Giorgio Agamben est un philosophe italien bien connu qui étudie les concepts d’état d’urgence, de mode de vie (emprunté à Ludwig Wittgenstein) et d’homo sacer. Le concept de biopolitique (à partir des travaux de Michel Foucault) se retrouve dans nombre de ses écrits.

Agamben dit que ce qui se manifeste dans cette pandémie est la tendance croissante à utiliser l’état d’urgence comme paradigme normal de gouvernement, à travers une militarisation des zones où il y a des personnes infectées. Une telle formule permettra au gouvernement d’étendre rapidement l’état d’urgence à toutes les régions. Il énumère un certain nombre de restrictions graves à la liberté imposées par les restrictions pandémiques. Ces restrictions seraient disproportionnées par rapport à la menace réelle. Une fois le terrorisme épuisé comme justification de mesures exceptionnelles, « les épidémies pourraient fournir le prétexte idéal pour étendre ces mesures, au-delà de toute limitation ». (Agamben 2020d) Ainsi, « dans un cercle vicieux, la restriction de liberté imposée par les gouvernements est acceptée au nom d’un désir de sécurité, qui a été créé par les mêmes gouvernements qui interviennent maintenant pour le satisfaire ». (Agamben 2020a)

Agamben note que « les médias et les autorités mettent tout en œuvre pour créer un climat de panique, provoquant ainsi un véritable état d’urgence, avec de sévères limitations de déplacements et la suspension des activités de la vie quotidienne et du travail pour des régions entières » :

« Face aux mesures d’urgence frénétiques, irrationnelles et totalement infondées adoptées contre une prétendue épidémie… pourquoi les médias et les autorités font tout leur possible pour répandre un état de panique, provoquant ainsi un véritable état d’urgence, avec de sérieuses limitations pour se déplacer et suspendre la vie quotidienne dans des régions entières ? » (Agamben 2020c)

Plus tard, Agamben revient avec quelques précisions (Kotsko 2020a) introduisant le concept de « vie nue » : « La première chose que la vague de panique, qui a paralysé le pays, a clairement montré, c’est que notre société ne croit qu’à la vie nue ». Les personnes

« … sont prêts à sacrifier pratiquement tout – conditions de vie normales, relations sociales, travail, même amitiés et convictions religieuses ou politiques – pour éviter le danger de tomber malade.
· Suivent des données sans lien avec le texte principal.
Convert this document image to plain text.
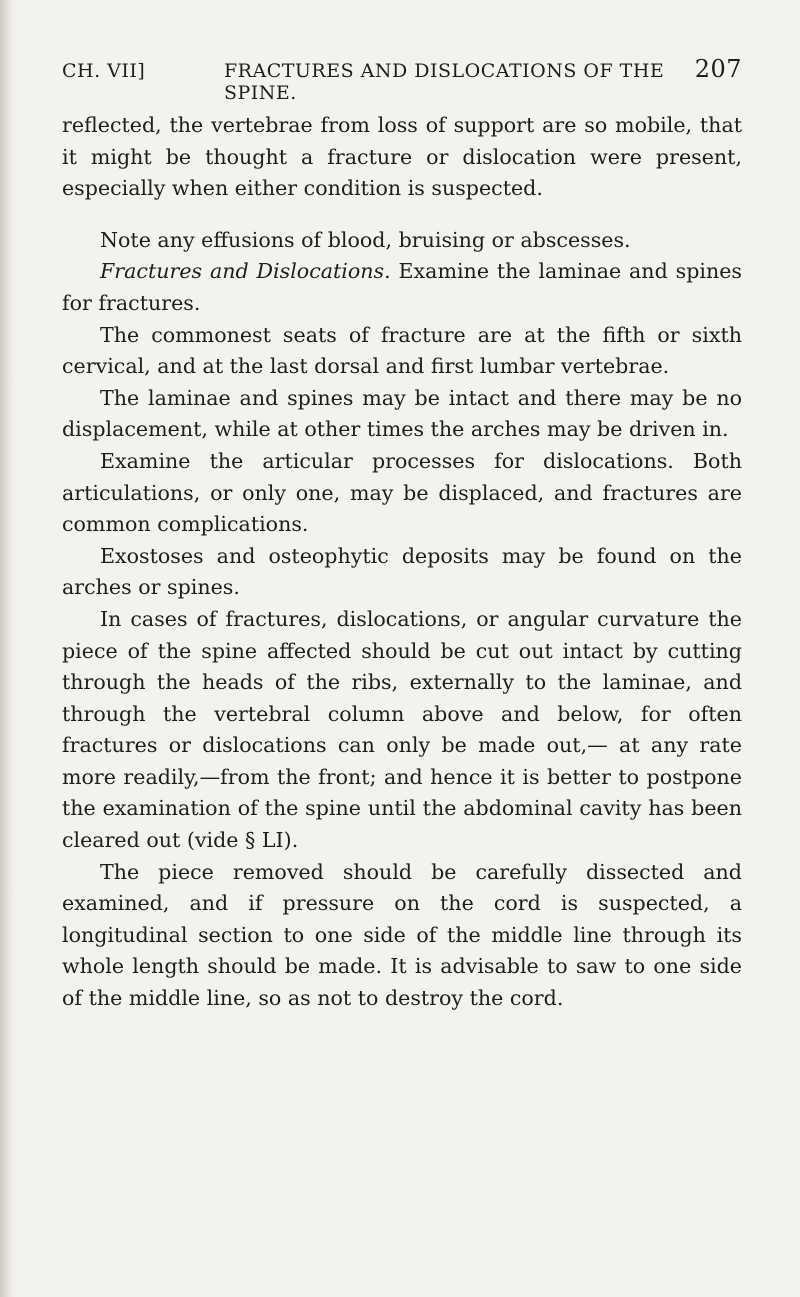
CH. VII]	FRACTURES AND DISLOCATIONS OF THE SPINE.
207

reflected, the vertebrae from loss of support are so mobile, that it might be thought a fracture or dislocation were present, especially when either condition is suspected.

Note any effusions of blood, bruising or abscesses.

Fractures and Dislocations. Examine the laminae and spines for fractures.

The commonest seats of fracture are at the fifth or sixth cervical, and at the last dorsal and first lumbar vertebrae.

The laminae and spines may be intact and there may be no displacement, while at other times the arches may be driven in.

Examine the articular processes for dislocations. Both articulations, or only one, may be displaced, and fractures are common complications.

Exostoses and osteophytic deposits may be found on the arches or spines.

In cases of fractures, dislocations, or angular curvature the piece of the spine affected should be cut out intact by cutting through the heads of the ribs, externally to the laminae, and through the vertebral column above and below, for often fractures or dislocations can only be made out,— at any rate more readily,—from the front; and hence it is better to postpone the examination of the spine until the abdominal cavity has been cleared out (vide § LI).

The piece removed should be carefully dissected and examined, and if pressure on the cord is suspected, a longitudinal section to one side of the middle line through its whole length should be made. It is advisable to saw to one side of the middle line, so as not to destroy the cord.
La vie nue, et la peur de la perdre, n’est pas quelque chose qui rapproche les hommes et les femmes, mais quelque chose qui les aveugle et les sépare. Les autres êtres humains, comme ceux de la peste décrite par Manzoni, ne sont plus perçus que comme des contaminants potentiels à éviter à tout prix ou du moins à maintenir à une distance d’au moins un mètre. Les morts – nos morts – n’ont pas droit à des funérailles et on ne sait pas ce qu’il advient des cadavres de nos proches. Nos semblables ont été effacés et il est étrange que les Églises restent muettes sur ce point. Que deviendront les relations humaines dans un pays qui sera habitué à vivre ainsi pendant on ne sait combien de temps ? Et qu’est-ce qu’une société sans autre valeur que la survie ? »
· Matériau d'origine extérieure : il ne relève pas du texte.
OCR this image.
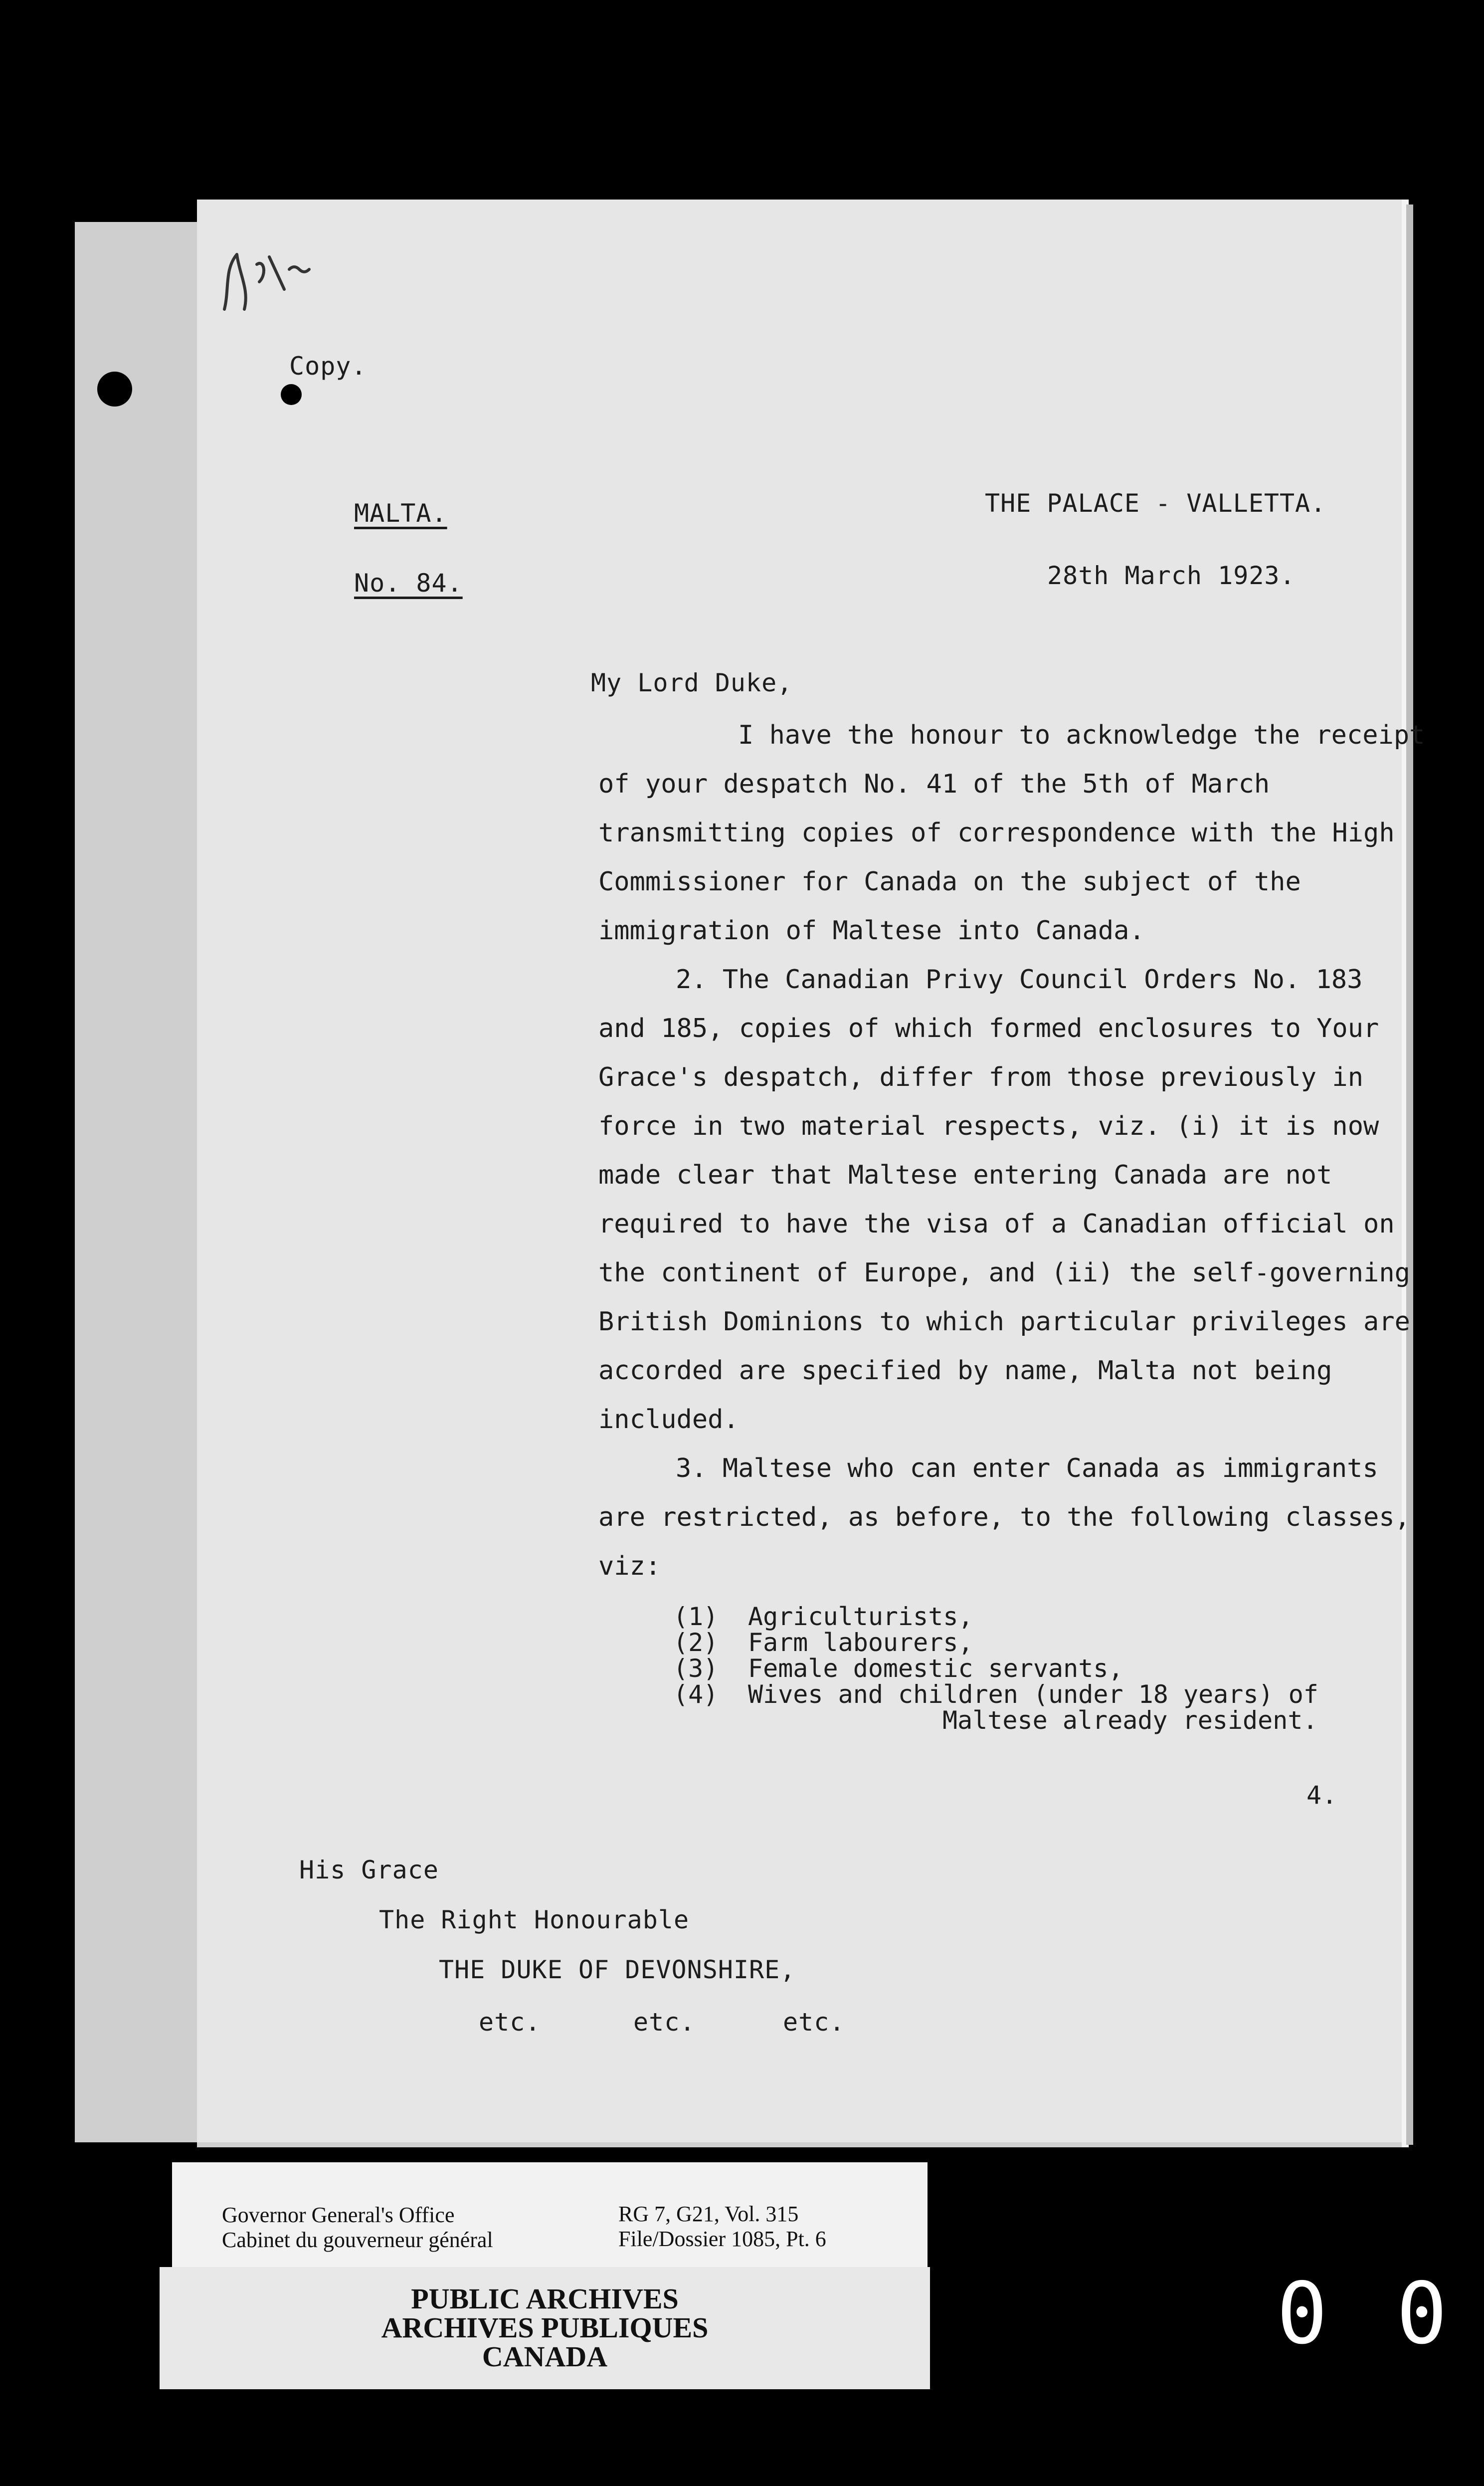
Copy.
MALTA.
No. 84.
THE PALACE - VALLETTA.
28th March 1923.
My Lord Duke,
I have the honour to acknowledge the receipt
of your despatch No. 41 of the 5th of March
transmitting copies of correspondence with the High
Commissioner for Canada on the subject of the
immigration of Maltese into Canada.
2. The Canadian Privy Council Orders No. 183
and 185, copies of which formed enclosures to Your
Grace's despatch, differ from those previously in
force in two material respects, viz. (i) it is now
made clear that Maltese entering Canada are not
required to have the visa of a Canadian official on
the continent of Europe, and (ii) the self-governing
British Dominions to which particular privileges are
accorded are specified by name, Malta not being
included.
3. Maltese who can enter Canada as immigrants
are restricted, as before, to the following classes,
viz:
(1)	Agriculturists,
(2)	Farm labourers,
(3)	Female domestic servants,
(4)	Wives and children (under 18 years) of
Maltese already resident.
4.
His Grace
The Right Honourable
THE DUKE OF DEVONSHIRE,
etc.	etc.	etc.
Governor General's Office
Cabinet du gouverneur général
RG 7, G21, Vol. 315
File/Dossier 1085, Pt. 6
PUBLIC ARCHIVES
ARCHIVES PUBLIQUES
CANADA	0 0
« Les hommes sont tellement habitués à vivre dans des conditions de crise et d’urgence permanentes qu’ils ne semblent pas s’apercevoir que leur vie s’est réduite à une condition purement biologique, qui a perdu non seulement toute dimension sociale et politique, mais même toute compatissante et émotionnelle. Une société qui vit dans un état d’urgence permanent ne peut pas être une société libre. Nous vivons effectivement dans une société qui a sacrifié la liberté à de soi-disant « raisons de sécurité » et, par conséquent, s’est condamnée à vivre dans un état permanent de peur et d’insécurité. » (Kotsko 2020a)

Selon Agamben, nous en sommes venus à parler du virus en termes de guerre. Une guerre contre un ennemi invisible. « L’ennemi n’est pas quelque part à l’extérieur, il est à l’intérieur de nous. » (Kotsko 2020a)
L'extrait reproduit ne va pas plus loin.